WELSCH: Moderne Diesel gehören mit zu den saubersten und effizientesten Triebwerken überhaupt. Allerdings wird es der Diesel in den kleineren Fahrzeugsegmenten künftig wegen der steigenden Kosten insbesondere der Abgasnachbehandlung schwerer haben.

Zur Elektrifizierung: Es gibt eine eigene Elektro-Plattform - wird man auch den Golf voll elektrifizieren, oder ist das mit der E-Plattform kein Thema mehr?
WELSCH: Die Elektrifizierung wird beim Golf der nächsten Generation den Mild-Hybrid sowie den Plug-in-Hybrid umfassen.

Welche reale Reichweite müssen E-Autos im VW-Konzern haben, damit man auch eine hohe Kundenakzeptanz erreicht?
WELSCH: Das Konzept des I.D. sieht vor, dass der Kunde unterschiedliche große Batterien ganz nach seinen individuellen Anforderungen bestellen kann. Das Reichweitenspektrum des I.D. wird nach dem neuen WLTP-Standard zwischen 330 und 500 Kilometern liegen.

Thema Wasserstoff und Brennstoffzelle: Wann wird VW sein erstes Serienfahrzeug mit dieser Technologie auf den Markt bringen - oder überlässt man wie bei den Hybriden das Feld vorerst der Konkurrenz?
WELSCH:
Volkswagen arbeitet seit Jahren an der Brennstoffzelle.

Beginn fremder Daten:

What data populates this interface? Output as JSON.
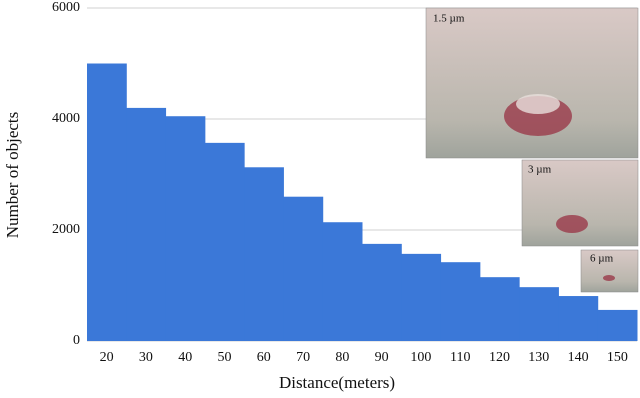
{
  "chart_data": {
    "type": "bar",
    "x_label": "Distance(meters)",
    "y_label": "Number of objects",
    "categories": [
      "20",
      "30",
      "40",
      "50",
      "60",
      "70",
      "80",
      "90",
      "100",
      "110",
      "120",
      "130",
      "140",
      "150"
    ],
    "values": [
      5000,
      4200,
      4050,
      3570,
      3130,
      2600,
      2140,
      1750,
      1570,
      1420,
      1150,
      970,
      810,
      560
    ],
    "color": "#3b78d8",
    "ylim": [
      0,
      6000
    ],
    "yticks": [
      0,
      2000,
      4000,
      6000
    ],
    "grid": true,
    "annotations": [
      "1.5 µm",
      "3 µm",
      "6 µm"
    ]
  }
}
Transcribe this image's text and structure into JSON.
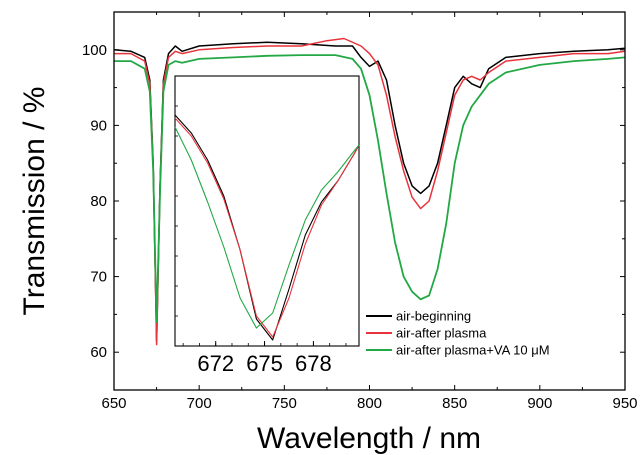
{
  "chart_data": {
    "type": "line",
    "title": "",
    "xlabel": "Wavelength / nm",
    "ylabel": "Transmission / %",
    "xlim": [
      650,
      950
    ],
    "ylim": [
      55,
      105
    ],
    "x_ticks": [
      "650",
      "700",
      "750",
      "800",
      "850",
      "900",
      "950"
    ],
    "y_ticks": [
      "60",
      "70",
      "80",
      "90",
      "100"
    ],
    "grid": false,
    "legend_position": "bottom-right",
    "series": [
      {
        "name": "air-beginning",
        "color": "#000000",
        "x": [
          650,
          660,
          668,
          671,
          673,
          675,
          677,
          679,
          682,
          686,
          690,
          700,
          720,
          740,
          760,
          780,
          790,
          795,
          800,
          805,
          810,
          815,
          820,
          825,
          830,
          835,
          840,
          845,
          850,
          855,
          860,
          865,
          870,
          880,
          900,
          920,
          940,
          950
        ],
        "y": [
          100.0,
          99.8,
          99.0,
          96.0,
          85.0,
          61.5,
          82.0,
          96.0,
          99.5,
          100.5,
          99.8,
          100.5,
          100.8,
          101.0,
          100.8,
          100.5,
          100.5,
          99.0,
          97.8,
          98.5,
          96.0,
          90.0,
          85.0,
          82.0,
          81.0,
          82.0,
          85.0,
          90.0,
          95.0,
          96.5,
          95.5,
          95.0,
          97.5,
          99.0,
          99.5,
          99.8,
          100.0,
          100.2
        ]
      },
      {
        "name": "air-after plasma",
        "color": "#e8333c",
        "x": [
          650,
          660,
          668,
          671,
          673,
          675,
          677,
          679,
          682,
          686,
          690,
          700,
          720,
          740,
          760,
          775,
          785,
          795,
          800,
          805,
          810,
          815,
          820,
          825,
          830,
          835,
          840,
          845,
          850,
          855,
          860,
          865,
          870,
          880,
          900,
          920,
          940,
          950
        ],
        "y": [
          99.5,
          99.5,
          98.5,
          95.5,
          84.5,
          61.0,
          81.5,
          95.5,
          99.0,
          99.8,
          99.5,
          100.0,
          100.3,
          100.5,
          100.5,
          101.2,
          101.5,
          100.5,
          99.5,
          98.0,
          94.0,
          88.5,
          84.0,
          80.5,
          79.0,
          80.0,
          84.0,
          89.0,
          94.0,
          96.0,
          96.5,
          96.0,
          97.0,
          98.5,
          99.0,
          99.5,
          99.5,
          99.8
        ]
      },
      {
        "name": "air-after plasma+VA 10 μM",
        "color": "#22a845",
        "x": [
          650,
          660,
          668,
          671,
          673,
          675,
          677,
          679,
          682,
          686,
          690,
          700,
          720,
          740,
          760,
          780,
          790,
          795,
          800,
          805,
          810,
          815,
          820,
          825,
          830,
          835,
          840,
          845,
          850,
          855,
          860,
          865,
          870,
          880,
          900,
          920,
          940,
          950
        ],
        "y": [
          98.5,
          98.5,
          97.5,
          94.5,
          84.0,
          64.0,
          81.0,
          94.5,
          98.0,
          98.5,
          98.3,
          98.8,
          99.0,
          99.2,
          99.3,
          99.3,
          98.8,
          97.5,
          94.0,
          88.0,
          81.0,
          74.5,
          70.0,
          68.0,
          67.0,
          67.5,
          71.0,
          77.0,
          85.0,
          90.0,
          92.5,
          94.0,
          95.5,
          97.0,
          98.0,
          98.5,
          98.8,
          99.0
        ]
      }
    ],
    "inset": {
      "x_ticks": [
        "672",
        "675",
        "678"
      ],
      "xlim": [
        669.5,
        680.8
      ],
      "ylim": [
        60,
        105
      ],
      "series": [
        {
          "name": "air-beginning",
          "color": "#000000",
          "x": [
            669.5,
            670.5,
            671.5,
            672.5,
            673.5,
            674.5,
            675.5,
            676.5,
            677.5,
            678.5,
            679.5,
            680.5,
            680.8
          ],
          "y": [
            98.5,
            95.5,
            91.0,
            85.0,
            76.0,
            64.5,
            61.0,
            69.5,
            78.5,
            84.0,
            87.5,
            92.0,
            93.5
          ]
        },
        {
          "name": "air-after plasma",
          "color": "#e8333c",
          "x": [
            669.5,
            670.5,
            671.5,
            672.5,
            673.5,
            674.5,
            675.5,
            676.5,
            677.5,
            678.5,
            679.5,
            680.5,
            680.8
          ],
          "y": [
            98.0,
            95.0,
            90.5,
            84.5,
            76.0,
            65.0,
            61.5,
            68.0,
            77.0,
            83.5,
            87.5,
            92.0,
            93.5
          ]
        },
        {
          "name": "air-after plasma+VA 10 μM",
          "color": "#22a845",
          "x": [
            669.5,
            670.5,
            671.5,
            672.5,
            673.5,
            674.5,
            675.5,
            676.5,
            677.5,
            678.5,
            679.5,
            680.5,
            680.8
          ],
          "y": [
            96.5,
            91.0,
            84.0,
            76.5,
            68.0,
            63.0,
            65.5,
            73.5,
            81.0,
            86.0,
            89.0,
            92.5,
            93.5
          ]
        }
      ]
    }
  }
}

Über diverse Erprobungsflotten haben wir die Funktionsfähigkeit dieser Technologie nachgewiesen. Wir beherrschen die Technologie und können für den Fall, dass die Infrastruktur bereitgestellt wird, zeitnah entsprechende Produkte auf den Markt bringen. Im Volkswagen-Konzern liegt die Entwicklungsverantwortung für dieses Innovationsfeld bei der Marke Audi.

Erdgas galt als eine gute Zwischenlösung: Bleibt es dabei, was die Marke Volkswagen betrifft?
WELSCH: In einigen Monaten wird der neue 1.5 TGI evo an den Start gehen. Mit diesem evo-Aggregat ist das Potenzial von Erdgas mit seiner hohen Oktanzahl noch besser nutzbar - und das bei weiter gestiegener Leistung. Daneben werden wir den Polo TGI und den Golf TGI von bivalent auf quasi-monovalent umstellen. Ab 2019 sind beide Fahrzeuge dann mit einer weiteren Erdgasflasche und damit einer nochmals höheren CNG-Reichweite verfügbar. Der Benzintank wird kleiner werden und damit eine erweiterte Reservefunktion gewährleisten.

In der Autobranche geht es nach den vielen negativen Schlagzeilen heute mehr denn je um Vertrauen: Wie weit können neue Antriebe die Glaubwürdigkeit einer Marke überhaupt wiederherstellen?
WELSCH: Neue Antriebsformen und technologische Kompetenz allein genügen mit Sicherheit nicht, um Vertrauen zurückzugewinnen. Wir müssen deutlich machen, dass wir aus unseren Fehlern gelernt haben. Gleichwohl werden wir dank technologischer Fortschritte die Mobilität für unsere Kunden noch einmal sicherer, sauberer und komfortabler machen. Damit - so glaube ich - wird auch die Begeisterung der Menschen für unsere Industrie wieder zunehmen.